Backyard fences

 Growing up on Berney Drive in Walla Walla I learned a lot about fences.  The man who built our house, Ralph Bramlet, brought a load of lodge pole from his land in Dixie, Idaho.  I was given the job of peeling bark and painting a sealant and holding the poles while we built the lodge pole corral at my folk’s house.  Over my backyard fence, pastured by the lodge poles was a big Quarter Horse Thoroughbred cross named Shawna Alate.  She was my first backyard fence connection. We spent all of my free time together.

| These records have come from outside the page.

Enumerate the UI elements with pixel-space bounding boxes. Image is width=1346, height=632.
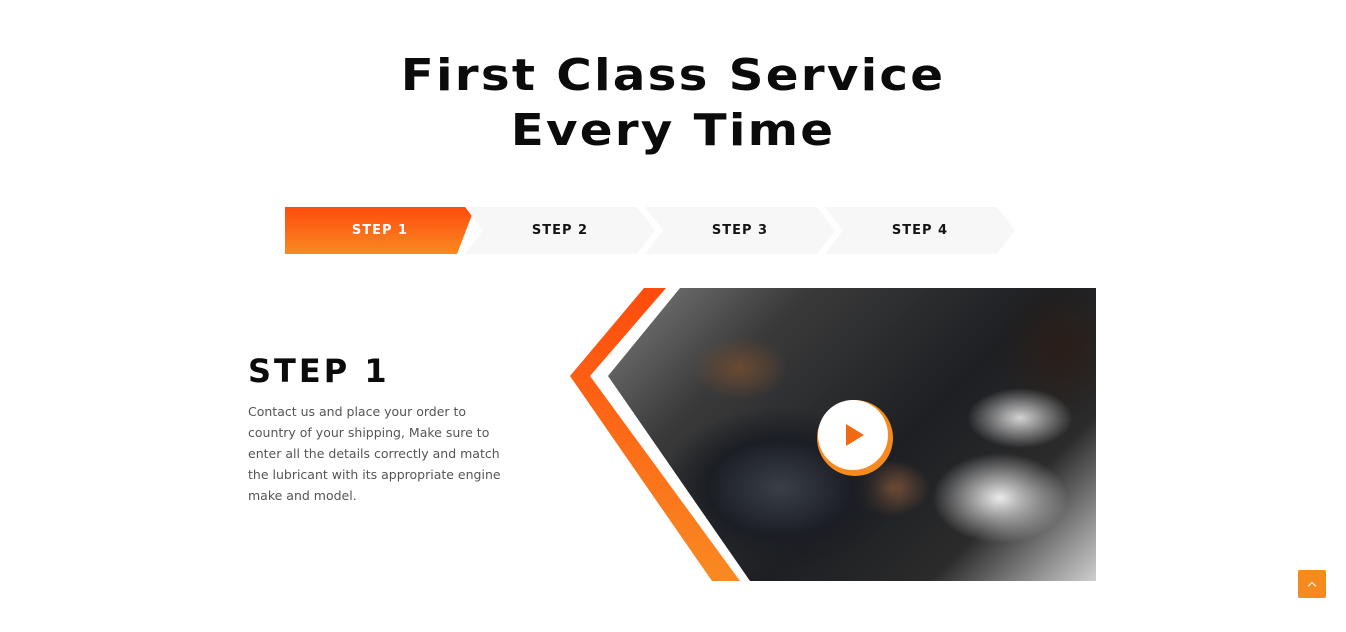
tab-step-1[interactable]: STEP 1 [285,207,475,254]
step-media [560,288,1096,581]
tab-step-4[interactable]: STEP 4 [825,207,1015,254]
play-video-button[interactable] [818,400,888,470]
tab-step-2[interactable]: STEP 2 [465,207,655,254]
section-heading-line-2: Every Time [510,105,836,156]
section-heading-line-1: First Class Service [400,50,946,101]
step-description: Contact us and place your order to count… [248,404,501,503]
step-tabs: STEP 1 STEP 2 STEP 3 STEP 4 [285,207,1015,254]
section-heading: First Class Service Every Time [0,48,1346,158]
play-icon [846,424,864,446]
tab-step-3[interactable]: STEP 3 [645,207,835,254]
chevron-up-icon [1307,581,1317,590]
scroll-to-top-button[interactable] [1298,570,1326,598]
step-title: STEP 1 [248,352,390,390]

The fence around the house was woven cedar boards.  My mom stained it red.  Every few years she would don old clothes and a shower cap to protect her hair and paint. I was supposed to help but ended up spilling a lot of expensive stain. What did I care.  For me,  it was fun to go to Van Patten’s Lumberyard to purchase more stain.  I had a haircut just like the little kid on the Dutchboy paint can. I pretended it was me.

On the other side of Shawna’s pasture was the Fazzari’s. They had a short white fence so I had to keep a hot wire up so Shawna would not eat the petunias growing along the their fenceline.  I played a lot with the two younger boys, Greg and Rod.  As we grew up, all four boys and their mom Marie worked at my parents’s drive-in, the Ice Burg.
Greg and I developed this saying:
“Meet you at the fence at midnight”
“I’ll bring the wine”
“I’ll bring the glasses”
And once,  after high school, we actually met at the fence at midnight. 
No one believes I was a rascally kid, but I was.  There are lots of stories about me sneaking into the school on weekends and even one about me escaping out the second floor drama room window and breaking the fall on the awning over the door of the Ala Room and falling into the flower bed…but believe what you will..this next story is true.
My friend in shenanigans was none other than Dawn Adams.  Imagine that.  We loved sneeking around. I think it started at 4-H camp.  One night I snuck over the backyard fences of all the neighbors on one side of her street.   She watched.  I was good! No one switched on lights. Only a few dogs barked. I thought I had a great future ahead  as a climber of fences.  But I was told to keep my day job.
Walking along the French way of the Camino de Santiago in Spain, there were many types of fences.   We also met animals that roamed without any fences.  A few fences come to my mind…and these thoughts have nothing to do with shenanigans, Dutch boy paint or meeting at the fence at midnight.These fences brought special meaning to the walk.
It was another spectacular day on the Camino.  We left Astorga as soon as we could see the yellow arrows painted on pavement, signs and curbs to guide us out of the city. I have  walked this way before and I remembered these places..
We passed the modern church and wondered why the woman holding the chalice and host in one hand  is blindfolded. We visited the small road side chapel and well of “living water”  where the drowning boy was saved by his mother’s  pleas to Jesus. We walked across the countryside and farm land and into the rolling hills and then into the mountains. I walked quietly. I listened to the stories around me, the stories of heartaches, infidelity, abuse, alcoholism,   divorce,   addictions,  loss of children and parents and siblings…I carried all this for awhile until I could listen no more and I pushed ahead by myself.  I entered an oak forest. A fence ran alongside the trail. Woven into the fence were crosses….big and little.  I wanted to place my own cross there, but there were so many crosses there was no room to add new ones.  I wanted to build a new fence so I could make more crosses. With no materials available I  hung the sorrows  I heard on the crosses that were already there.    Then I thought of all of my friends at home who have followed my journey with Parkinson’s.  I said their (your) names and saw their (your) faces and hung their (your) sorrows on those crosses.

As the trail joined the highway I said  goodbye to the sorrows. It was good to leave all the pain behind. Out in the sunshine now I turned my thoughts to the joys and celebrations and births and graduations and anniversaries. I thought of how much I love  Charlie and Luke  and Loren and Maryhelen  and Laura  and her beautiful Mariska and how much I miss my dad  and my mom.  I was sobbing in joy and relief when I walked into Rabinal with Karen.  Janet and Mary Jo and Deb and  other friends I met along the way were  there to greet  me.   It was a most amazing day.
 I wrote on the Facebook note  “I am spent and full and  empty all at once.”

Fences keep things in.  Fences keep things out.  But not me.  I can climb over.